Suddenly at 1:35 a cry of “Torpedo!” Wakes are observed coming straight for the carrier and the destroyer made fast alongside. Two torpedoes hit the helpless Yorktown with sickening crashes. At the same moment the slim, thin skinned Hammann is struck below her bridge, and again just abaft the mainmast, with terrific explosions. Her officers and men leap overboard from the torn decks sinking beneath their feet as down she goes. As her crew flounders in oil and wreckage, the exploding ship vomits fire and jagged steel at her own men that pepper the foam with their small black heads. The water boils up from convulsions below, hurling them limp and battered, above the swirling vortex of her going. The sea pours over her stacks, licks her masthead, rushes on slapping the Yorktown’s side, pouring with a hollow roar into her gaping caverns.

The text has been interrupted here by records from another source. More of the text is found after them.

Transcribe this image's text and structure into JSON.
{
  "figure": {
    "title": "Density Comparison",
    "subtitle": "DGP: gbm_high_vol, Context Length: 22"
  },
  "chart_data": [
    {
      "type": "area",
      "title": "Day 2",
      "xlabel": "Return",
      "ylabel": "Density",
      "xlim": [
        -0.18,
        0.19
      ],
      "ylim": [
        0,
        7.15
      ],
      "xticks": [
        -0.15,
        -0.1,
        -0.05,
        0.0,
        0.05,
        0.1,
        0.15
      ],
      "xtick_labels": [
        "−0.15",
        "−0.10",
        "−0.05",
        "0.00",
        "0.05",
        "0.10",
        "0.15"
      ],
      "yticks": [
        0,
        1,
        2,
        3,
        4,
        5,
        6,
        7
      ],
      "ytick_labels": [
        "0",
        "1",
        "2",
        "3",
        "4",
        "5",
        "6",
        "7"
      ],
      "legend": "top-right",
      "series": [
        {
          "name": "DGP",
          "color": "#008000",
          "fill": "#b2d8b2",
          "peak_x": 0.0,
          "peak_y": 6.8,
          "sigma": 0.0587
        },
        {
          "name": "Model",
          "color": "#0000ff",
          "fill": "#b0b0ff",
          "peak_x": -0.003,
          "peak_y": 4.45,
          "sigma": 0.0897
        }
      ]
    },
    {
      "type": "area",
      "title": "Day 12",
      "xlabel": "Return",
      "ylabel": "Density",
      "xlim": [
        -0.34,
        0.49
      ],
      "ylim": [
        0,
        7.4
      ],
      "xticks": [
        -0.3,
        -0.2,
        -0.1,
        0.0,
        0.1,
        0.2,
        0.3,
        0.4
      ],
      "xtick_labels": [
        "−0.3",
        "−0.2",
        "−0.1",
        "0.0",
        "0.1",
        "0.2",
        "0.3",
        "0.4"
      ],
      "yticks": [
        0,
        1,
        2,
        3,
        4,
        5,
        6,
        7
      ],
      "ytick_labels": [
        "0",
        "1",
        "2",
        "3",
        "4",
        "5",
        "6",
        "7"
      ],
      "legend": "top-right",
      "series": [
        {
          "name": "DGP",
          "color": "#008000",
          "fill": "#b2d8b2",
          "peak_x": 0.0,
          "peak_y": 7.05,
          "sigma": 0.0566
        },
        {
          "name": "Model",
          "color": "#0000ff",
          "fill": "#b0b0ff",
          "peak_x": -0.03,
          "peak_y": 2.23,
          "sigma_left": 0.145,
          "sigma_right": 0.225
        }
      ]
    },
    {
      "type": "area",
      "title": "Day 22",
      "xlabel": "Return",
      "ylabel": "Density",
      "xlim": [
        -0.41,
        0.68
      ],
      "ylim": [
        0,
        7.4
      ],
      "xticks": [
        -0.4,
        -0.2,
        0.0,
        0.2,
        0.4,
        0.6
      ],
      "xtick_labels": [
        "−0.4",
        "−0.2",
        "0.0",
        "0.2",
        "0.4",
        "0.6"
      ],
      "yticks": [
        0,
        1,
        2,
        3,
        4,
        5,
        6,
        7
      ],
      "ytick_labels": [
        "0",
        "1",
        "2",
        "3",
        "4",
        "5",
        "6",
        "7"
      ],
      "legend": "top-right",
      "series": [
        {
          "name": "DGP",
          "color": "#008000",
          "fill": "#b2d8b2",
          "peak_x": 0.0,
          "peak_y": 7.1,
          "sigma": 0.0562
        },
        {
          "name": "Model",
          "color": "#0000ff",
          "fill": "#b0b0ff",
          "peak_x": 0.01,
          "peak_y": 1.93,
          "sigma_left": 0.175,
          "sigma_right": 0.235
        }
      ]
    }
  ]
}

Vessels move in quickly, maneuver expertly, rescuing the few dazed survivors from the oil-flecked foam and debris that has so suddenly replaced the Hammann. The salvage party on the Yorktown, abruptly disrupted from their succor, slide down the lines like a swarm of ants to the rescue vessels. The destroyers careen in their fast turns, with following white foam far above their fantails, dash off to converge on the submerged Jap. With grim persistence they attack with depth charges all afternoon, one pattern of ashcans bringing up heavy oil. At 6:45 dense Diesel smoke is seen at 19,000 yards, and quickly identified as an enemy sub running away on the surface. The destroyers give chase, opening fire and finally forcing her to dive under a hail of straddling shells. They search until three in the morning, finding a large oil slick, Diesel odor.

Midnight ushers in June 7th—the battle of Midway is over and won, with the Japanese fleet in rout to the westward. The ships that came to save the Yorktown lie in a circle around the deathbed of the dying Amazon. She has come out patched from her last bold engagements, to add new laurels to the name of battle that she bears. The Yorktown helped tremendously to make this battle another salty Waterloo for our enemies.

After slowly capsizing to port at 0501, June 7th, in about 30º—36' N, 176º—34' W, the USS Yorktown sinks.